The Royal Canal Storehouse was a focal point for the Ballymahon area as goods transported from Dublin were deposited here waiting on collection by the traders of Ballymahon. This is an excellent opportunity to acquire this iconic building which subject to relevant planning permission could be transformed into a number of entities to include coffee shop, restaurant, museum etc.
Building of the Royal Canal began in 1789 in Spencer Dock in Dublin and was completed to Richmond Harbour in Clondra, Longford in 1817 at a total cost of £1,421,954 and with the purpose of transporting passengers and goods. From 1820 to 1830 over 40,000 passengers and 80,000 tons of cargo were carried annually. The coming of the railway saw a huge decline in passenger numbers and in 1880 tonnage had been reduced to 30,000. Transportation of goods continued until 1951 when the last by trader, James Leech of Killucan, ceased to operate.

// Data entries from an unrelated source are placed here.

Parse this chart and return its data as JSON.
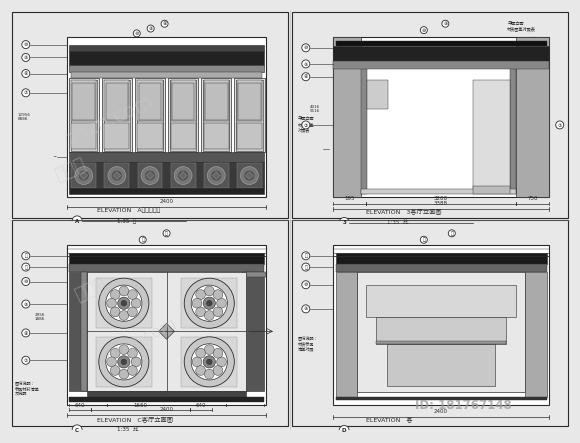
{
  "bg_color": "#e8e8e8",
  "line_color": "#2a2a2a",
  "panel_bg": "#f5f5f5",
  "dark_fill": "#1a1a1a",
  "med_fill": "#555555",
  "light_fill": "#cccccc",
  "wm_color": "#bbbbbb",
  "id_color": "#888888",
  "panels": [
    {
      "label": "ELEVATION   A客厅立面图",
      "scale": "1:35  比",
      "marker": "A"
    },
    {
      "label": "ELEVATION   3客厅立面图",
      "scale": "1:35  比",
      "marker": "3"
    },
    {
      "label": "ELEVATION   C客厅立面图",
      "scale": "1:35  比",
      "marker": "C"
    },
    {
      "label": "ELEVATION   客",
      "scale": "",
      "marker": "D"
    }
  ]
}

The canal was officially closed in 1961 and lay derelict until 1974 when the ‘Save The Royal Canal’ campaign began in Dublin, and the first branch of the Royal Canal Amenity Group was formed. Work on the restoration began in 1975 and was completed to the Shannon in 2010. The objective was to promote the waterway as an amenity for boating, fishing, canoeing, walking and cycling.